THE world, according to a recent study, has the capacity to re-gassify 27.3 billion cubic feet of...

The study by North American energy specialist Tristone Capital, and reported by Natural Gas Intelligence, found that the gap between the production of LNG and the re-gasification capacity would not narrow in the immediate future. In fact, by 2010 there will be an 18.2bcf shortfall in the supply of LNG to re-gas projects.

It is the widening gap which explains the boom in LNG production projects around the world, especially in Australia where there is the added appeal of political and economic stability.

More particularly, the gap explains why Woodside Petroleum shares are booming, and likely to continue booming for as long as LNG demand outstrips supply, and re-gasification plants are scouring the world for LNG cargoes.

The Tristone study, encouraging as it is for LNG producers, also contains a warning which could mean trouble for the global LNG industry unless great care is taken. To understand why there could be problems ahead you need to appreciate that market anomalies generally represent a profit for someone and a loss for someone else.

The profit side of the anomaly is easy to spot. A shortage of LNG means high demand, and high prices. But, those conditions will also, almost certainly, mean that long-term contracts, of the sort which effectively lock a producer and a consumer into a closed-loop relationship, will remain the mainstay of the LNG industry.

For producers this represents a licence to print money because they have a guaranteed market, and a guaranteed price.

But for the development of a free market in LNG, similar to that which exists for oil, the shortfall in supply could be the kiss of death – as it could be for a number of re-gasification plants being built (or planned) around the world on the assumption that LNG will become freely traded.

Among the conclusions of Tristone’s analysis is that LNG will remain a “seller’s market” for the rest of the decade, and that of the 50 proposed re-gasification projects in North America not all will be successful.

Put another way, there is the potential for the surplus of re-gasification projects to produce a number of expensive failures because these projects have a very high fixed cost structure, and need to operate at a high level of efficiency to make a profit.

Any LNG re-gasification project being built without a long-term supply agreement in place faces a sticky future – as does the belief that LNG is on the road to rival oil as a freely traded commodity.

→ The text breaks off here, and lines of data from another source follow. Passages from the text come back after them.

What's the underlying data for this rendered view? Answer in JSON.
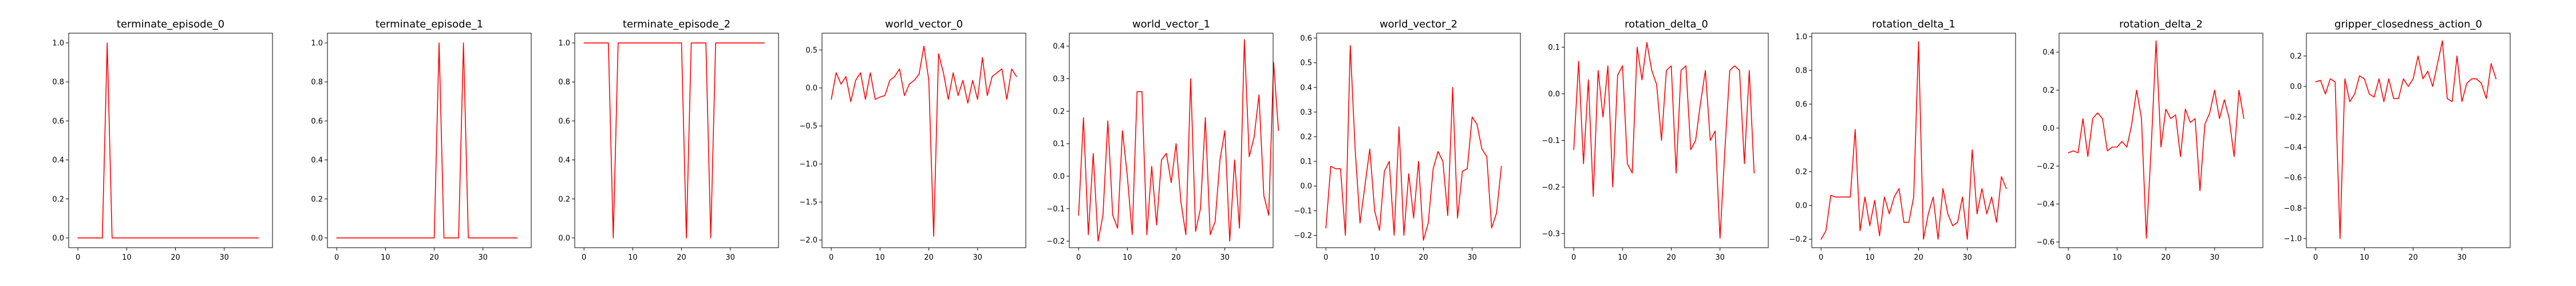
{
  "line_color": "#ff0000",
  "chart_data": [
    {
      "type": "line",
      "title": "terminate_episode_0",
      "xlim": [
        -1.9,
        39.9
      ],
      "ylim": [
        -0.05,
        1.05
      ],
      "xticks": [
        0,
        10,
        20,
        30
      ],
      "yticks": [
        0.0,
        0.2,
        0.4,
        0.6,
        0.8,
        1.0
      ],
      "xtick_labels": [
        "0",
        "10",
        "20",
        "30"
      ],
      "ytick_labels": [
        "0.0",
        "0.2",
        "0.4",
        "0.6",
        "0.8",
        "1.0"
      ],
      "grid": false,
      "series": [
        {
          "values": [
            0,
            0,
            0,
            0,
            0,
            0,
            1,
            0,
            0,
            0,
            0,
            0,
            0,
            0,
            0,
            0,
            0,
            0,
            0,
            0,
            0,
            0,
            0,
            0,
            0,
            0,
            0,
            0,
            0,
            0,
            0,
            0,
            0,
            0,
            0,
            0,
            0,
            0
          ]
        }
      ]
    },
    {
      "type": "line",
      "title": "terminate_episode_1",
      "xlim": [
        -1.9,
        39.9
      ],
      "ylim": [
        -0.05,
        1.05
      ],
      "xticks": [
        0,
        10,
        20,
        30
      ],
      "yticks": [
        0.0,
        0.2,
        0.4,
        0.6,
        0.8,
        1.0
      ],
      "xtick_labels": [
        "0",
        "10",
        "20",
        "30"
      ],
      "ytick_labels": [
        "0.0",
        "0.2",
        "0.4",
        "0.6",
        "0.8",
        "1.0"
      ],
      "grid": false,
      "series": [
        {
          "values": [
            0,
            0,
            0,
            0,
            0,
            0,
            0,
            0,
            0,
            0,
            0,
            0,
            0,
            0,
            0,
            0,
            0,
            0,
            0,
            0,
            0,
            1,
            0,
            0,
            0,
            0,
            1,
            0,
            0,
            0,
            0,
            0,
            0,
            0,
            0,
            0,
            0,
            0
          ]
        }
      ]
    },
    {
      "type": "line",
      "title": "terminate_episode_2",
      "xlim": [
        -1.9,
        39.9
      ],
      "ylim": [
        -0.05,
        1.05
      ],
      "xticks": [
        0,
        10,
        20,
        30
      ],
      "yticks": [
        0.0,
        0.2,
        0.4,
        0.6,
        0.8,
        1.0
      ],
      "xtick_labels": [
        "0",
        "10",
        "20",
        "30"
      ],
      "ytick_labels": [
        "0.0",
        "0.2",
        "0.4",
        "0.6",
        "0.8",
        "1.0"
      ],
      "grid": false,
      "series": [
        {
          "values": [
            1,
            1,
            1,
            1,
            1,
            1,
            0,
            1,
            1,
            1,
            1,
            1,
            1,
            1,
            1,
            1,
            1,
            1,
            1,
            1,
            1,
            0,
            1,
            1,
            1,
            1,
            0,
            1,
            1,
            1,
            1,
            1,
            1,
            1,
            1,
            1,
            1,
            1
          ]
        }
      ]
    },
    {
      "type": "line",
      "title": "world_vector_0",
      "xlim": [
        -1.9,
        39.9
      ],
      "ylim": [
        -2.1,
        0.72
      ],
      "xticks": [
        0,
        10,
        20,
        30
      ],
      "yticks": [
        -2.0,
        -1.5,
        -1.0,
        -0.5,
        0.0,
        0.5
      ],
      "xtick_labels": [
        "0",
        "10",
        "20",
        "30"
      ],
      "ytick_labels": [
        "−2.0",
        "−1.5",
        "−1.0",
        "−0.5",
        "0.0",
        "0.5"
      ],
      "grid": false,
      "series": [
        {
          "values": [
            -0.15,
            0.2,
            0.05,
            0.15,
            -0.18,
            0.1,
            0.2,
            -0.15,
            0.2,
            -0.15,
            -0.12,
            -0.1,
            0.1,
            0.15,
            0.25,
            -0.1,
            0.05,
            0.1,
            0.18,
            0.55,
            0.1,
            -1.95,
            0.45,
            0.2,
            -0.15,
            0.2,
            -0.1,
            0.1,
            -0.2,
            0.1,
            -0.15,
            0.4,
            -0.1,
            0.15,
            0.2,
            0.25,
            -0.15,
            0.25,
            0.15
          ]
        }
      ]
    },
    {
      "type": "line",
      "title": "world_vector_1",
      "xlim": [
        -1.9,
        39.9
      ],
      "ylim": [
        -0.22,
        0.44
      ],
      "xticks": [
        0,
        10,
        20,
        30
      ],
      "yticks": [
        -0.2,
        -0.1,
        0.0,
        0.1,
        0.2,
        0.3,
        0.4
      ],
      "xtick_labels": [
        "0",
        "10",
        "20",
        "30"
      ],
      "ytick_labels": [
        "−0.2",
        "−0.1",
        "0.0",
        "0.1",
        "0.2",
        "0.3",
        "0.4"
      ],
      "grid": false,
      "series": [
        {
          "values": [
            -0.12,
            0.18,
            -0.18,
            0.07,
            -0.2,
            -0.12,
            0.17,
            -0.12,
            -0.16,
            0.14,
            0.0,
            -0.18,
            0.26,
            0.26,
            -0.18,
            0.03,
            -0.15,
            0.05,
            0.07,
            -0.02,
            0.1,
            -0.08,
            -0.18,
            0.3,
            -0.17,
            -0.1,
            0.18,
            -0.18,
            -0.14,
            0.05,
            0.14,
            -0.2,
            0.05,
            -0.16,
            0.42,
            0.06,
            0.12,
            0.25,
            -0.06,
            -0.12,
            0.35,
            0.14
          ]
        }
      ]
    },
    {
      "type": "line",
      "title": "world_vector_2",
      "xlim": [
        -1.9,
        39.9
      ],
      "ylim": [
        -0.25,
        0.62
      ],
      "xticks": [
        0,
        10,
        20,
        30
      ],
      "yticks": [
        -0.2,
        -0.1,
        0.0,
        0.1,
        0.2,
        0.3,
        0.4,
        0.5,
        0.6
      ],
      "xtick_labels": [
        "0",
        "10",
        "20",
        "30"
      ],
      "ytick_labels": [
        "−0.2",
        "−0.1",
        "0.0",
        "0.1",
        "0.2",
        "0.3",
        "0.4",
        "0.5",
        "0.6"
      ],
      "grid": false,
      "series": [
        {
          "values": [
            -0.17,
            0.08,
            0.07,
            0.07,
            -0.2,
            0.57,
            0.15,
            -0.15,
            0.0,
            0.15,
            -0.1,
            -0.18,
            0.06,
            0.1,
            -0.2,
            0.24,
            -0.2,
            0.05,
            -0.13,
            0.1,
            -0.22,
            -0.15,
            0.07,
            0.14,
            0.1,
            -0.12,
            0.4,
            -0.13,
            0.06,
            0.07,
            0.28,
            0.25,
            0.15,
            0.12,
            -0.17,
            -0.11,
            0.08
          ]
        }
      ]
    },
    {
      "type": "line",
      "title": "rotation_delta_0",
      "xlim": [
        -1.9,
        39.9
      ],
      "ylim": [
        -0.33,
        0.13
      ],
      "xticks": [
        0,
        10,
        20,
        30
      ],
      "yticks": [
        -0.3,
        -0.2,
        -0.1,
        0.0,
        0.1
      ],
      "xtick_labels": [
        "0",
        "10",
        "20",
        "30"
      ],
      "ytick_labels": [
        "−0.3",
        "−0.2",
        "−0.1",
        "0.0",
        "0.1"
      ],
      "grid": false,
      "series": [
        {
          "values": [
            -0.12,
            0.07,
            -0.15,
            0.03,
            -0.22,
            0.05,
            -0.05,
            0.06,
            -0.2,
            0.04,
            0.06,
            -0.15,
            -0.17,
            0.1,
            0.03,
            0.11,
            0.05,
            0.02,
            -0.1,
            0.05,
            0.06,
            -0.17,
            0.05,
            0.06,
            -0.12,
            -0.1,
            -0.02,
            0.05,
            -0.1,
            -0.08,
            -0.31,
            -0.12,
            0.05,
            0.06,
            0.05,
            -0.15,
            0.05,
            -0.17
          ]
        }
      ]
    },
    {
      "type": "line",
      "title": "rotation_delta_1",
      "xlim": [
        -1.9,
        39.9
      ],
      "ylim": [
        -0.25,
        1.02
      ],
      "xticks": [
        0,
        10,
        20,
        30
      ],
      "yticks": [
        -0.2,
        0.0,
        0.2,
        0.4,
        0.6,
        0.8,
        1.0
      ],
      "xtick_labels": [
        "0",
        "10",
        "20",
        "30"
      ],
      "ytick_labels": [
        "−0.2",
        "0.0",
        "0.2",
        "0.4",
        "0.6",
        "0.8",
        "1.0"
      ],
      "grid": false,
      "series": [
        {
          "values": [
            -0.2,
            -0.15,
            0.06,
            0.05,
            0.05,
            0.05,
            0.05,
            0.45,
            -0.15,
            0.05,
            -0.12,
            0.03,
            -0.18,
            0.05,
            -0.05,
            0.05,
            0.1,
            -0.1,
            -0.1,
            0.05,
            0.97,
            -0.2,
            -0.05,
            0.05,
            -0.2,
            0.1,
            -0.05,
            -0.12,
            -0.1,
            0.05,
            -0.2,
            0.33,
            -0.05,
            0.1,
            -0.05,
            0.05,
            -0.1,
            0.17,
            0.1
          ]
        }
      ]
    },
    {
      "type": "line",
      "title": "rotation_delta_2",
      "xlim": [
        -1.9,
        39.9
      ],
      "ylim": [
        -0.63,
        0.5
      ],
      "xticks": [
        0,
        10,
        20,
        30
      ],
      "yticks": [
        -0.6,
        -0.4,
        -0.2,
        0.0,
        0.2,
        0.4
      ],
      "xtick_labels": [
        "0",
        "10",
        "20",
        "30"
      ],
      "ytick_labels": [
        "−0.6",
        "−0.4",
        "−0.2",
        "0.0",
        "0.2",
        "0.4"
      ],
      "grid": false,
      "series": [
        {
          "values": [
            -0.13,
            -0.12,
            -0.13,
            0.05,
            -0.15,
            0.05,
            0.08,
            0.05,
            -0.12,
            -0.1,
            -0.1,
            -0.07,
            -0.1,
            0.02,
            0.2,
            0.05,
            -0.58,
            -0.1,
            0.46,
            -0.1,
            0.1,
            0.05,
            0.07,
            -0.15,
            0.1,
            0.03,
            0.05,
            -0.33,
            0.02,
            0.08,
            0.2,
            0.05,
            0.15,
            0.05,
            -0.15,
            0.2,
            0.05
          ]
        }
      ]
    },
    {
      "type": "line",
      "title": "gripper_closedness_action_0",
      "xlim": [
        -1.9,
        39.9
      ],
      "ylim": [
        -1.06,
        0.35
      ],
      "xticks": [
        0,
        10,
        20,
        30
      ],
      "yticks": [
        -1.0,
        -0.8,
        -0.6,
        -0.4,
        -0.2,
        0.0,
        0.2
      ],
      "xtick_labels": [
        "0",
        "10",
        "20",
        "30"
      ],
      "ytick_labels": [
        "−1.0",
        "−0.8",
        "−0.6",
        "−0.4",
        "−0.2",
        "0.0",
        "0.2"
      ],
      "grid": false,
      "series": [
        {
          "values": [
            0.03,
            0.04,
            -0.05,
            0.05,
            0.03,
            -1.0,
            0.05,
            -0.1,
            -0.05,
            0.07,
            0.05,
            -0.05,
            -0.07,
            0.05,
            -0.1,
            0.05,
            -0.08,
            -0.08,
            0.05,
            0.0,
            0.05,
            0.2,
            0.05,
            0.1,
            0.0,
            0.15,
            0.3,
            -0.08,
            -0.1,
            0.2,
            -0.1,
            0.02,
            0.05,
            0.05,
            0.02,
            -0.08,
            0.15,
            0.05
          ]
        }
      ]
    }
  ]
}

Tristone, which operates in Canada, the US and Britain, also found that several big LNG projects were carrying large amounts of “geopolitical risk”. These are projects located in countries such as Russia, Iran, Saudi Arabia and Venezuela.

The rising risk profile means that rapid LNG export growth is not assured, simply because the owners of the capital required to build the projects might balk at the risk of putting money into dodgy places.

By The Slug’s reckoning, this represents a terrific opportunity for Australian LNG, but only on the conventional dedicated producer/customer basis. Any thoughts of a free market developing are fast flying out the window.